The U.S. Department of Defense formally authorizes Grafana, Grafana Enterprise, and Loki for its 100,000 developers
Not so long ago, development teams working for the U.S. Department of Defense could take anywhere from three to ten years to deliver software. “It was mostly teams using waterfall, no minimum viable product, no incremental delivery, and no feedback loop from end users,” Nicolas M. Chaillan, Chief Software Officer of the U.S. Air Force, said in a CNCF case study. “Particularly when it comes to AI, machine learning, and cybersecurity, everyone realized we have to move faster.”
So in 2018, the DoD launched the Enterprise DevSecOps Initiative to modernize DoD software development in order to deliver secure, resilient applications “at the speed of relevance.” The initiative included a mandate to use Kubernetes container orchestration and other open source technologies and the establishment of Iron Bank, a rigorously vetted repository of digitally signed, hardened container images for best-of-breed development tools and software capabilities.
Today, we’re pleased to announce that Grafana, Grafana Enterprise, and Grafana Loki have received formal authorization from Iron Bank, which allows the 100,000 employees and contractors working on Department of Defense software, both classified and unclassified, to easily select and immediately deploy our software without additional approvals and security certifications.

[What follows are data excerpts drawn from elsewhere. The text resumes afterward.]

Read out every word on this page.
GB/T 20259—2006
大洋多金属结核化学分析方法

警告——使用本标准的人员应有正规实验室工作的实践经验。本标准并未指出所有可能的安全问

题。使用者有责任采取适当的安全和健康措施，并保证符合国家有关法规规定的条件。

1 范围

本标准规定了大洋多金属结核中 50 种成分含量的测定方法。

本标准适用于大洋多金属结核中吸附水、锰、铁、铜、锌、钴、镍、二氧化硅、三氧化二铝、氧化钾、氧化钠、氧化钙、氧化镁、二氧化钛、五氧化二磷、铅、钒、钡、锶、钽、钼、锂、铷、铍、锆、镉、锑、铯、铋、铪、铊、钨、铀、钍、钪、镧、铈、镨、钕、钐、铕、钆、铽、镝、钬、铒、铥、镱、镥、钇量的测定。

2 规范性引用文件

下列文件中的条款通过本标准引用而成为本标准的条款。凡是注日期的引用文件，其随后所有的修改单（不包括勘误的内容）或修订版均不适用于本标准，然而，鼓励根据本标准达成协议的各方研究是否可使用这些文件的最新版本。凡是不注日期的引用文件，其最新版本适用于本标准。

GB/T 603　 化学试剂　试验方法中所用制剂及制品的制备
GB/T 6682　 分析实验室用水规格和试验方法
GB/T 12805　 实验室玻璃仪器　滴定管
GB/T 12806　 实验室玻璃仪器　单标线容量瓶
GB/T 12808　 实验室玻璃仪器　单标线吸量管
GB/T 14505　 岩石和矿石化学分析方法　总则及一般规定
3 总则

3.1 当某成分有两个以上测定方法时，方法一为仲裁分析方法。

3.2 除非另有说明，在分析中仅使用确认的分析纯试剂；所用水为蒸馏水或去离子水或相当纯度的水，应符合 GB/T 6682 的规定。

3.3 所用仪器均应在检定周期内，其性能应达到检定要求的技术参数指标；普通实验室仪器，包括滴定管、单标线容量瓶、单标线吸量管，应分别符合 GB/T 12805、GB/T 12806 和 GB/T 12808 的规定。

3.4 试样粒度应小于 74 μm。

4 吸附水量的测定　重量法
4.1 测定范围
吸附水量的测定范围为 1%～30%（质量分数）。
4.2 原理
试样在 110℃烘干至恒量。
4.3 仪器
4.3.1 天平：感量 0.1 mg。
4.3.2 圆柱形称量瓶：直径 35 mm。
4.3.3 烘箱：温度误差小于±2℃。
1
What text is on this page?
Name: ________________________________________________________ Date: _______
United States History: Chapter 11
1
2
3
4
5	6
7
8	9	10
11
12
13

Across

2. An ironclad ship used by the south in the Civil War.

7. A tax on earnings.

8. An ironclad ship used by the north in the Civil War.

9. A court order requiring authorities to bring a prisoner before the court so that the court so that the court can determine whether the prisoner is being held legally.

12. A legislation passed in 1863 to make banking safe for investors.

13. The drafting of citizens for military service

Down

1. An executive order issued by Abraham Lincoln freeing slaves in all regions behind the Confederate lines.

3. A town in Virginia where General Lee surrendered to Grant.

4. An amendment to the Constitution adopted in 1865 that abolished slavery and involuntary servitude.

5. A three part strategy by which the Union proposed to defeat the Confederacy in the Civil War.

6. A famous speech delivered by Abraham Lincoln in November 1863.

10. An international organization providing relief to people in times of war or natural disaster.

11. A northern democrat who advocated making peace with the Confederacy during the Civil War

Prometheus, the CNCF monitoring project that Grafana Labs heavily contributes to, has also been authorized by Iron Bank.
“DoD teams need the best tools to build critical applications better and faster,” said Chaillan. “Grafana is a critical option for our developers as a unique visualization and dashboarding capability. Its interoperability with a multitude of data sources is crucial for the DoD; we’re one of the largest organizations on the planet, and we know that one size doesn’t fit all. Iron Bank authorization for Grafana, Prometheus, and Loki gives our teams instant access to powerful observability tools that are essential for keeping DoD software running reliably and having the right insights.”